Bug #18339

Updated by Tom Clegg 2 months ago

Customer reported problem in which a large number of projects, which had been trashed two weeks previously, became eligible for deletion all at once, and the resulting sweep processes crushed the database.

# If the last sweep hasn't finished, currently it starts a new, overlapping sweep operation. Instead, it should probably do something like try to take a lock (perhaps by on a empty, special-purpose table), and then if it can't acquire the lock, don't do anything (it checks the sweep task periodically, so it'll eventually run again when lock is no longer held).
# The default value for TrashSweepInterval is 60s. Deleting trashed projects is a very low priority process, so the default interval could be much lower (eg 5m or 15m or 60m)
# The delete operations should run in a transaction, to reduce overhead from auto-commit. Although, if it takes any locks they will be held for the duration of the transaction.
# Destroying a group also destroys any permission links pointing to it. Ruby on Rails is running the before_destroy hook for the permission link, which does an update_permissions operation, which takes the table lock on materialized_permissions.
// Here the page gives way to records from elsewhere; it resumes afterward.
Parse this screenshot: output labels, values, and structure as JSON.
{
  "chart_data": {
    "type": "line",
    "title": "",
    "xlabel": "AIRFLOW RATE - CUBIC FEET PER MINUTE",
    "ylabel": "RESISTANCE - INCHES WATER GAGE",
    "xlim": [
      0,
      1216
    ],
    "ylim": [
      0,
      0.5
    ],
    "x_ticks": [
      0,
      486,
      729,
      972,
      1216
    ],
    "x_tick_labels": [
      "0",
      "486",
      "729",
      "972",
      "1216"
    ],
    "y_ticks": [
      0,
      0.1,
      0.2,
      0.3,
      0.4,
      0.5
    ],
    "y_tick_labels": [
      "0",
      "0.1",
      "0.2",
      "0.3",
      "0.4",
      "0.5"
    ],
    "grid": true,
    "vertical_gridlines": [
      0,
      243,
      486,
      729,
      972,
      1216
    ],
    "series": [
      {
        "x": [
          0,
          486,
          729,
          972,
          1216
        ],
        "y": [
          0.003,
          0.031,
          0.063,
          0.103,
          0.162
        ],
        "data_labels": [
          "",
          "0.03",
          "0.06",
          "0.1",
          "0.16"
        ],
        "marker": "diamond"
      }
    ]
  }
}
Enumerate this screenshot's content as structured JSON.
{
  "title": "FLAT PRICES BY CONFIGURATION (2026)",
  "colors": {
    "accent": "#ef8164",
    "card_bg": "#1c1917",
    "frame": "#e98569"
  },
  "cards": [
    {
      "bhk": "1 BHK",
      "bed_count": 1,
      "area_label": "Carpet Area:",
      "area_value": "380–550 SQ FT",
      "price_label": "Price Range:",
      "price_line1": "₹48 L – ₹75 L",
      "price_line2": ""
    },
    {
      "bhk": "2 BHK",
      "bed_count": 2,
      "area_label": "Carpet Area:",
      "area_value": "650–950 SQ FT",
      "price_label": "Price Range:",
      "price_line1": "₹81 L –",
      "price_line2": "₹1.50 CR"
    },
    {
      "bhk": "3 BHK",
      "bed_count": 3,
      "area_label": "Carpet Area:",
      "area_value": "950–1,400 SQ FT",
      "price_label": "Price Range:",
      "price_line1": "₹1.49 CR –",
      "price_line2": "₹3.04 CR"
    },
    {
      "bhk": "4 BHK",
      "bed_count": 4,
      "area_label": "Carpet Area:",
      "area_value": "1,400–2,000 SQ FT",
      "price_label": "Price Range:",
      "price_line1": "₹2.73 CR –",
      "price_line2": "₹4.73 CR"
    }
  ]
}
We can set @Thread.current[:suppress_update_permissions] = true@ to prevent permissions from being recomputed, we just need to be confident that direct updates to the permission table are correct.

side Q: how does should trash interact with 'role' groups? It appears a trashed 'role' group continues to be traversed for permissions until it is actually deleted from the system. Consider whether trashing a role group should either (a) not be allowed if there are outgoing permissions, (b) the operation of putting it in the trash should also delete all the outgoing permissions, or (c) the concept of trash doesn't apply to the role group, and it is always deleted immediately.